Reconciliation talks between Palestinian militant group Hamas and its rival Fatah are on track and will resume in Egypt on Feb. 9, Hamas' political leader said Monday.

Khalid Mashaal said that "obstacles" over crucial issues such as elections and a future government remain, but that he expected progress in talks with Palestinian leader Mahmoud Abbas.

"We've made good steps in our previous reconciliation talks and we have a timetable to follow," Mashaal said following a closed-door meeting with Jordan's King Abdullah II in Amman, the third in one year.

"No doubt, there are obstacles, but we will overcome them with our will and determination to end the state of estrangement and division," he added.

Mashaal told reporters that his talks with Abdullah focused on the s tate of Palestinian politics following elections in Israel and the United States, and ways to end Palestinian differences.

In the annual meetings of the World in Economic Forum in Davos, Switzerland, Abdullah warned Israel to stop playing a "waiting game," with regards to peace efforts with the Palestinians.

Abdullah said that President Barack Obama's second term was the last opportunity to create two states — Palestine and Israel — that can live side-by-side in peace. Hamas' own ideology rejects that arrangement as it considers an Islamic Middle East its goal. But some of the more pragmatic Hamas leaders favor some sort of acceptance for Israel.

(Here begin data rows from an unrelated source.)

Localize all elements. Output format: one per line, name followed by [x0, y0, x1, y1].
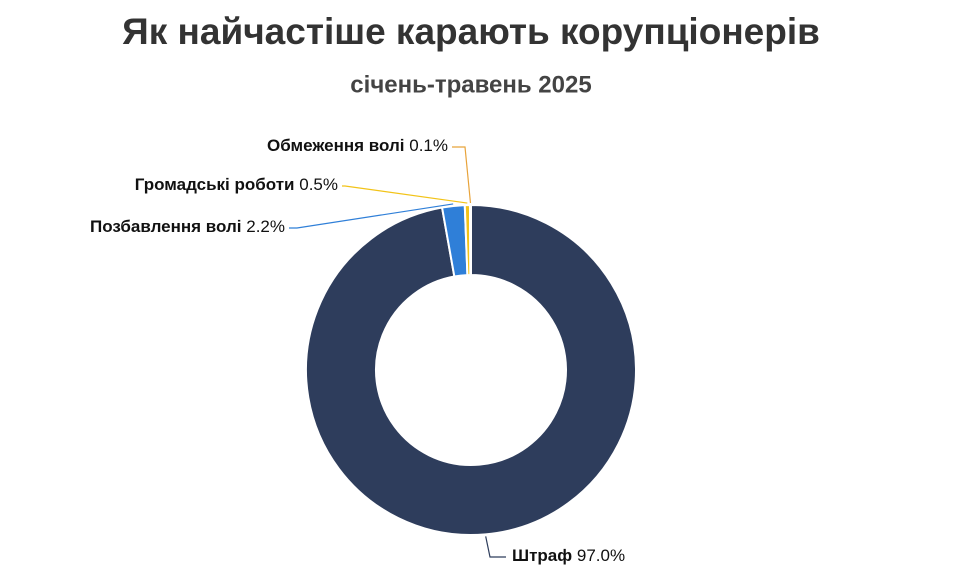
- category-name: Громадські роботи: [135, 175, 295, 194]
- chart-title: Як найчастіше карають корупціонерів: [122, 11, 820, 52]
- leader-line: [485, 536, 506, 558]
- category-name: Позбавлення волі: [90, 217, 242, 236]
- donut-slice: [468, 203, 472, 277]
- category-name: Штраф: [512, 546, 572, 565]
- value-label: 0.1%: [409, 136, 448, 155]
- slice-label: Позбавлення волі 2.2%: [90, 217, 285, 236]
- leader-line: [452, 146, 472, 204]
- category-name: Обмеження волі: [267, 136, 404, 155]
- slice-label: Обмеження волі 0.1%: [267, 136, 448, 155]
- donut-slice: [305, 203, 637, 536]
- leader-line: [289, 203, 454, 229]
- value-label: 0.5%: [299, 175, 338, 194]
- value-label: 2.2%: [246, 217, 285, 236]
- chart-subtitle: січень-травень 2025: [350, 71, 591, 98]
- leader-line: [342, 185, 468, 204]
- value-label: 97.0%: [577, 546, 625, 565]
- slice-label: Громадські роботи 0.5%: [135, 175, 338, 194]
- slice-label: Штраф 97.0%: [512, 546, 625, 565]
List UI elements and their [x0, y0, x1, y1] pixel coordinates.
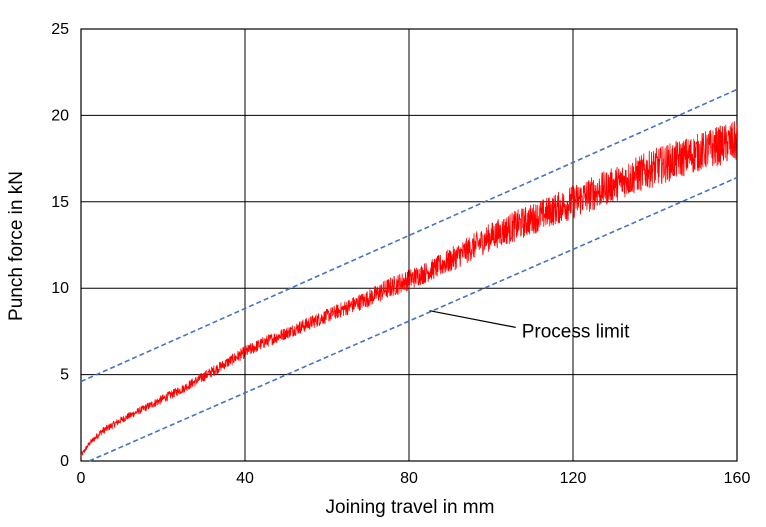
x-tick-label: 160 [724, 470, 751, 487]
x-tick-labels: 0 40 80 120 160 [77, 470, 751, 487]
process-limit-lines [80, 88, 738, 462]
plot-frame [80, 28, 738, 462]
lower-process-limit-line [88, 176, 738, 462]
grid [80, 28, 738, 462]
y-tick-label: 20 [51, 107, 69, 124]
y-tick-labels: 0 5 10 15 20 25 [51, 21, 69, 470]
x-tick-label: 80 [400, 470, 418, 487]
annotation-label: Process limit [522, 321, 630, 342]
plot-border [80, 28, 738, 462]
measured-force-curve [80, 121, 738, 457]
y-tick-label: 5 [60, 367, 69, 384]
annotation: Process limit [429, 310, 630, 342]
x-tick-label: 40 [236, 470, 254, 487]
force-curve-line [80, 121, 738, 457]
x-tick-label: 0 [77, 470, 86, 487]
y-tick-label: 10 [51, 280, 69, 297]
y-tick-label: 15 [51, 194, 69, 211]
y-tick-label: 0 [60, 453, 69, 470]
y-tick-label: 25 [51, 21, 69, 38]
x-tick-label: 120 [560, 470, 587, 487]
annotation-leader-line [429, 310, 516, 328]
y-axis-title: Punch force in kN [6, 171, 27, 321]
x-axis-title: Joining travel in mm [326, 497, 495, 518]
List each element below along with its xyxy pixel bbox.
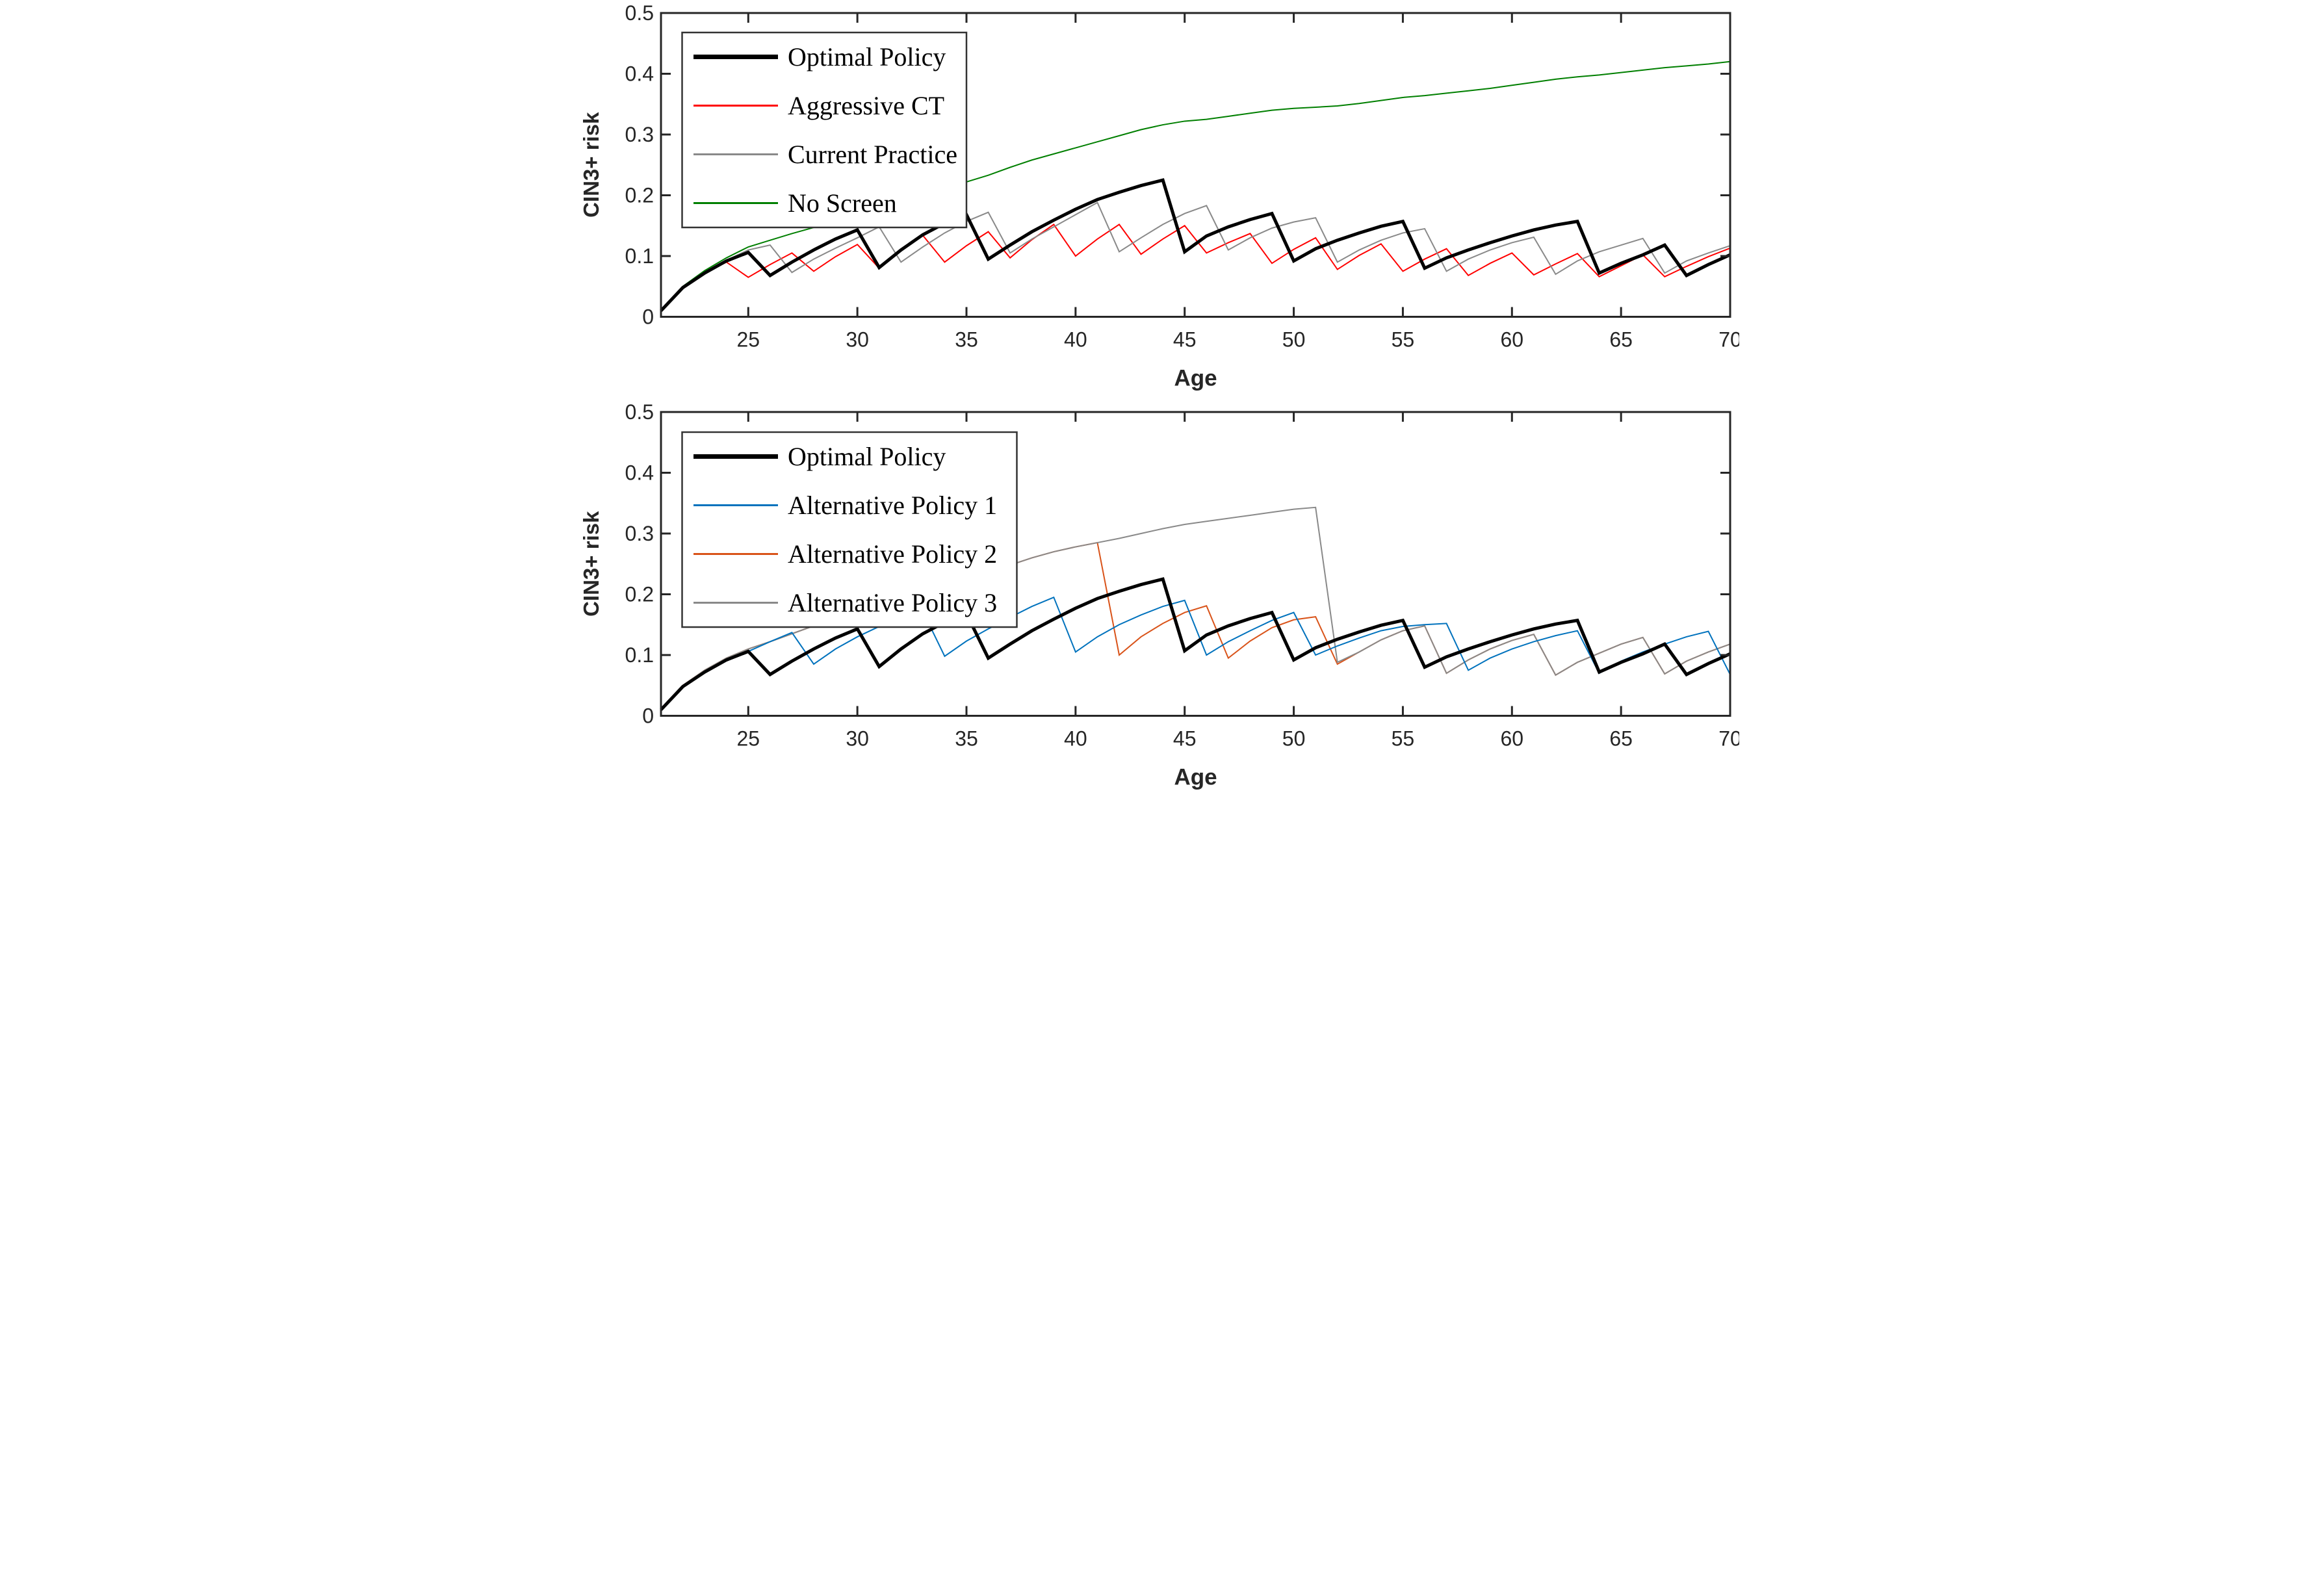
x-axis-title: Age [1174,765,1217,790]
y-tick-label: 0.4 [625,62,654,86]
y-axis-title: CIN3+ risk [580,112,603,218]
x-tick-label: 55 [1392,727,1415,751]
x-tick-label: 70 [1718,328,1739,352]
x-axis-title: Age [1174,366,1217,391]
x-tick-label: 70 [1718,727,1739,751]
figure-page: 25 30 35 40 45 50 55 60 65 70 0 0.1 0.2 0.3 0.4 0.5 Age C… [580,0,1739,798]
y-tick-label: 0.5 [625,1,654,25]
y-tick-label: 0.5 [625,400,654,424]
x-tick-label: 25 [736,328,760,352]
y-tick-label: 0.2 [625,583,654,606]
x-tick-label: 45 [1173,328,1197,352]
legend: Optimal Policy Alternative Policy 1 Altern… [681,431,1018,628]
plot-frame [660,411,1731,717]
tick-marks [661,12,1731,318]
y-axis-title: CIN3+ risk [580,511,603,617]
x-tick-label: 40 [1064,328,1087,352]
series-alternative-policy-1-line [660,596,1731,710]
x-tick-label: 60 [1500,328,1523,352]
x-tick-label: 30 [846,727,869,751]
top-chart-svg: 25 30 35 40 45 50 55 60 65 70 0 0.1 0.2 0.3 0.4 0.5 Age C… [580,0,1739,399]
series-optimal-policy-line [660,577,1731,711]
x-tick-label: 65 [1609,727,1633,751]
bottom-chart: 25 30 35 40 45 50 55 60 65 70 0 0.1 0.2 0.3 0.4 0.5 Age C… [580,399,1739,798]
legend-label-alternative-policy-1: Alternative Policy 1 [788,491,997,520]
y-tick-label: 0.1 [625,244,654,268]
y-tick-label: 0 [642,305,654,329]
x-tick-label: 30 [846,328,869,352]
legend-label-current-practice: Current Practice [788,140,957,169]
x-tick-label: 60 [1500,727,1523,751]
plot-frame [660,12,1731,318]
bottom-chart-svg: 25 30 35 40 45 50 55 60 65 70 0 0.1 0.2 0.3 0.4 0.5 Age C… [580,399,1739,798]
top-chart: 25 30 35 40 45 50 55 60 65 70 0 0.1 0.2 0.3 0.4 0.5 Age C… [580,0,1739,399]
legend-label-optimal-policy: Optimal Policy [788,42,946,71]
y-tick-label: 0.4 [625,461,654,485]
x-tick-label: 40 [1064,727,1087,751]
legend-label-aggressive-ct: Aggressive CT [788,91,944,120]
legend-label-alternative-policy-3: Alternative Policy 3 [788,588,997,617]
legend: Optimal Policy Aggressive CT Current Pract… [681,31,968,229]
legend-label-alternative-policy-2: Alternative Policy 2 [788,539,997,569]
legend-box [681,31,968,229]
legend-label-no-screen: No Screen [788,188,897,218]
x-tick-label: 50 [1282,328,1306,352]
legend-box [681,431,1018,628]
y-tick-label: 0.3 [625,123,654,146]
x-tick-label: 25 [736,727,760,751]
x-tick-label: 55 [1392,328,1415,352]
tick-marks [661,411,1731,717]
x-tick-label: 45 [1173,727,1197,751]
x-tick-label: 35 [955,328,978,352]
y-tick-label: 0.3 [625,522,654,545]
x-tick-label: 50 [1282,727,1306,751]
y-tick-label: 0 [642,704,654,728]
legend-label-optimal-policy: Optimal Policy [788,442,946,471]
x-tick-label: 65 [1609,328,1633,352]
series-aggressive-ct-line [660,224,1731,311]
x-tick-label: 35 [955,727,978,751]
tick-labels: 25 30 35 40 45 50 55 60 65 70 0 0.1 0.2 0.3 0.4 0.5 [625,1,1739,352]
series-optimal-policy-line [660,178,1731,312]
y-tick-label: 0.1 [625,643,654,667]
y-tick-label: 0.2 [625,184,654,207]
series-current-practice-line [660,201,1731,311]
tick-labels: 25 30 35 40 45 50 55 60 65 70 0 0.1 0.2 0.3 0.4 0.5 [625,400,1739,751]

Peace talks between Israel and the Palestinian Authority collapsed in 2008. Abbas's recent success at the U.N., where he won recognition of a de facto state, angered the Israeli government, which insists Palestinian statehood should be reached through a peace agreement and talks.

Mashaal's meeting with Abdullah is the third in one year, when Jordan ended a 13-year estrangement with the militant Palestinian group after the rise of Hamas's parent movement, the fundamentalist Muslim Brotherhood, in the wake of Arab Spring revolts, especially in Egypt. Islamists are the most influential opposition group in Jordan.

A Jordanian citizen, Mashaal was welcomed back last January. Hamas rejects Jordan's cordial ties with Israel under a peace treaty signed in 1994. Mashaal was expelled in 1999 for activities deemed "illicit and harmful" to Jordan's stability and national security.